China recognized that reality decades ago, according to Sadler, and built a long-term strategy around it. “They decided that they were going to have a dominant maritime industrial posture—ports, shipping, shipbuilding—and that they would then build a military to take on the United States,” he says. That effort expanded rapidly. “They had moved up to the top of the world’s largest shipbuilding… and they’ve stayed there ever since.”
Chinese investment in global infrastructure reinforces that strategy. “They are in all the right places to control and determine the terms of trade,” Sadler says, noting Beijing’s presence in key ports and shipping lanes. He warns that leverage over trade flows could become a tool of coercion. “We could be the ones sanctioned by ships not showing up on time [and] cargo being held up.”
Debate over U.S. maritime policy often centers on the Jones Act, though Sadler sees the issue differently. “It hasn’t been the solution. It’s not really the problem,” he says. “The problem is leadership and industry have not had the appropriate focus on incentive structures.” He argues that focusing only on domestic shipping limits growth. “The ships that it’s incentivizing are like barges… not the types of ships that are going to sustain a wartime American economy.”
Sadler says reform efforts are gaining traction. “Wildly successful,” he says of a recent policy initiative involving bipartisan lawmakers. “The momentum is starting to build.” He points to legislative proposals and trade actions aimed at countering Chinese shipbuilding practices and rebuilding U.S. capacity.

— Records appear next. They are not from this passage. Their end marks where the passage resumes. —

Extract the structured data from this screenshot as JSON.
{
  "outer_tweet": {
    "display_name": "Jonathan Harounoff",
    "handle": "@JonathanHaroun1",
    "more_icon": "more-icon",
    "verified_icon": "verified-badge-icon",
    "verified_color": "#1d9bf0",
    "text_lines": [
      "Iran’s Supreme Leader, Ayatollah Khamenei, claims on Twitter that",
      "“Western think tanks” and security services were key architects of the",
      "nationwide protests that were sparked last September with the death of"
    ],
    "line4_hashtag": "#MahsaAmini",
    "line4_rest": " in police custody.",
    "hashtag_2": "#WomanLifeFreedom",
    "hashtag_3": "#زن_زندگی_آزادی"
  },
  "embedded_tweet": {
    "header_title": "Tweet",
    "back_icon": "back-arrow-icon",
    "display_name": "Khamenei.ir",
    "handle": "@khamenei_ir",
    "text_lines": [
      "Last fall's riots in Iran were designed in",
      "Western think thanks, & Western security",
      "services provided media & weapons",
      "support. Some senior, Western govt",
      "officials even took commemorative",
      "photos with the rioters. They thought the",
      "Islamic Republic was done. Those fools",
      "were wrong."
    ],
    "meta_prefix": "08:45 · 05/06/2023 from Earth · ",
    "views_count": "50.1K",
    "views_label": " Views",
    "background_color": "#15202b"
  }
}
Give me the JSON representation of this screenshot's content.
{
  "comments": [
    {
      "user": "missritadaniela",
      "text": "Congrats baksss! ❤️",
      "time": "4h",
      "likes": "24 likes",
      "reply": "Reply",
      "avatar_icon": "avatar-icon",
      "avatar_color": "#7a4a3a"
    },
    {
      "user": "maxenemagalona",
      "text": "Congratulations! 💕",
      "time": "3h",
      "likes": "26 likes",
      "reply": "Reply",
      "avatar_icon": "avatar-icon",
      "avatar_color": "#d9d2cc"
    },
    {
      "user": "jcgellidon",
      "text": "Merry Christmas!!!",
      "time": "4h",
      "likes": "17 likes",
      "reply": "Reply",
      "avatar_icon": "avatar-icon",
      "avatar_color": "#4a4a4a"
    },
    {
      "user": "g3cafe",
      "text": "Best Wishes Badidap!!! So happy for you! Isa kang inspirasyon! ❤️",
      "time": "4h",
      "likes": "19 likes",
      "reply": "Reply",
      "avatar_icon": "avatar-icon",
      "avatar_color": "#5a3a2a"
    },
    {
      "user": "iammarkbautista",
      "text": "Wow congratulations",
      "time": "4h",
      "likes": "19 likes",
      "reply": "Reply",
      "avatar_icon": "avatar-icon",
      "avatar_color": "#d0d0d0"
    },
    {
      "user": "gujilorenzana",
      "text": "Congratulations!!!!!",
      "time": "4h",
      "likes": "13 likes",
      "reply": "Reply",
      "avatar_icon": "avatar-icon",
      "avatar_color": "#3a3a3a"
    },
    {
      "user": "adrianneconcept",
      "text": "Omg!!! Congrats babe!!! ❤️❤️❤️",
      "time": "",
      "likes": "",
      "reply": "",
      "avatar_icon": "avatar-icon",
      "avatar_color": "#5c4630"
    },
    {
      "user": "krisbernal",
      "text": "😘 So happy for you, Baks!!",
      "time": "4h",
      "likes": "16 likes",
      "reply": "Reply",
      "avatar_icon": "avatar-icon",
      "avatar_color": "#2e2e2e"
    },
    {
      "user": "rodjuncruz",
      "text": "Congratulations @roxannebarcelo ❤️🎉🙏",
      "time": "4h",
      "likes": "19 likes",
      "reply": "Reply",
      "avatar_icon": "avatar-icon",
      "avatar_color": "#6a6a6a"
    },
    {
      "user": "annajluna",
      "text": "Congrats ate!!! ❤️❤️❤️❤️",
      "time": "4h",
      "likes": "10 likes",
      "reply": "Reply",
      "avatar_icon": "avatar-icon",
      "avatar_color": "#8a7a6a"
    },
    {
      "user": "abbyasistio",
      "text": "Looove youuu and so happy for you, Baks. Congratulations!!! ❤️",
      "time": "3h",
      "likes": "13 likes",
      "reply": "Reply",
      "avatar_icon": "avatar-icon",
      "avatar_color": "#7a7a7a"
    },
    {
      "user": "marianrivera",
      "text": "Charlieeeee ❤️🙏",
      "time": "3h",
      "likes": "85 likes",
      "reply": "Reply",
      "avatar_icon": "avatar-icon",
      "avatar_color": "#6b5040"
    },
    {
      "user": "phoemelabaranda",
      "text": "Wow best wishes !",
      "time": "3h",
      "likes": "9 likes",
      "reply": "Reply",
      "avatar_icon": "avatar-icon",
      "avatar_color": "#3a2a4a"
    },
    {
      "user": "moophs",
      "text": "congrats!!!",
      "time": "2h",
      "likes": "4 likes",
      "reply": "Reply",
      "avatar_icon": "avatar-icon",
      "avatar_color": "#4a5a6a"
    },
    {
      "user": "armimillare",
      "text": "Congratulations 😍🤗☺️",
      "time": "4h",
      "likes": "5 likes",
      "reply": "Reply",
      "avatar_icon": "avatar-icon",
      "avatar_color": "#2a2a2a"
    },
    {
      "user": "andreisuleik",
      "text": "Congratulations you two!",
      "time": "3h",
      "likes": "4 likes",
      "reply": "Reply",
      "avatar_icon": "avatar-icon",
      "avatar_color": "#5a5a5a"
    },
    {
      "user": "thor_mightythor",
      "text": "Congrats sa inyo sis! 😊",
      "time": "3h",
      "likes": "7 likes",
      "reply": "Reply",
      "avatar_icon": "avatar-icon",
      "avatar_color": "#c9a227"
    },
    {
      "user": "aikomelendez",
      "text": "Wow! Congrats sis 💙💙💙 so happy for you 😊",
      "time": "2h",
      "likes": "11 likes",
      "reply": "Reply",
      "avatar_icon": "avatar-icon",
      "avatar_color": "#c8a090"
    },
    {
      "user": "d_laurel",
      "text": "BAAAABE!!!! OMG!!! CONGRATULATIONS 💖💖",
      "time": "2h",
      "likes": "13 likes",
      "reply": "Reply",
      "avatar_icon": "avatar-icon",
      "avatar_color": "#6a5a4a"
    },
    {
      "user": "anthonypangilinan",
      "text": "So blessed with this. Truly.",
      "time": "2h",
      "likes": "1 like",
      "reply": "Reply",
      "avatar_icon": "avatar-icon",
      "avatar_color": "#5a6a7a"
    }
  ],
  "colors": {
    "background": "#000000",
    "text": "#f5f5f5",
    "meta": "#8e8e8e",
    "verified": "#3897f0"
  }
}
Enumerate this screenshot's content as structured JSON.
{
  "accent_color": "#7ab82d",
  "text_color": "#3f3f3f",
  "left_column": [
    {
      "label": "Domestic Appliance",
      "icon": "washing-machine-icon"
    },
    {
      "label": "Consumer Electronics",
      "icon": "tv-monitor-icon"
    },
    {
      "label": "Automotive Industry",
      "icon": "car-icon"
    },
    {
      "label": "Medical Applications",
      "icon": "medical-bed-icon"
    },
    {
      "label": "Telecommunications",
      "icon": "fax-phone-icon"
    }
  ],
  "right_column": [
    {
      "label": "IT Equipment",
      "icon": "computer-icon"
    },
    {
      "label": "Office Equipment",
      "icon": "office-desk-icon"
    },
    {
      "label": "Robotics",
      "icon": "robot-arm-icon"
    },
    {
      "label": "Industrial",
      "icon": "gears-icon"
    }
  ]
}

Broader strategic missteps contributed to China’s rise, according to him. “We really kind of deluded ourselves because we’re so economically powerful… we can dictate what the world does,” he says. Engagement with China failed to produce the expected political change. “Doing business in China is a net good for us… and the reality is, the Chinese perfected the Great Firewall [and] built up their military industrial base.”
That competition now defines global politics. “We are in a new Cold War, and it’s not of America’s choosing,” Sadler says. He emphasizes the importance of understanding adversaries on their own terms. “They’re going to make you feel happy… meanwhile, they’re plotting your demise with a smile on their face.”
Current conflicts, including tensions with Iran, reflect that broader struggle. Sadler connects regional crises back to competition with Beijing. “What’s happening in Iran needs to be considered connected to Beijing,” he says. Military pressure and economic leverage aim to change behavior without large-scale occupation. “We don’t have to physically be owning territory to have a stranglehold,” he says, pointing to control over maritime access.
Sadler says that U.S. strategy must shift away from trying to remake other societies. “We need to have partners in the world that don’t threaten us and who we can deal with,” he says. Long-term stability depends on realism rather than idealism. “We have to take our partners for what they are, rather than fixating on trying to change them into images of us.”
Sadler believes the United States still has time to respond, though it requires focus and coordination. Maritime power, industrial policy, and strategic clarity must align. “We’ve only started to come to terms with how vulnerable we are economically,” he says. “We need to know our own vulnerabilities as well as understand our foe.”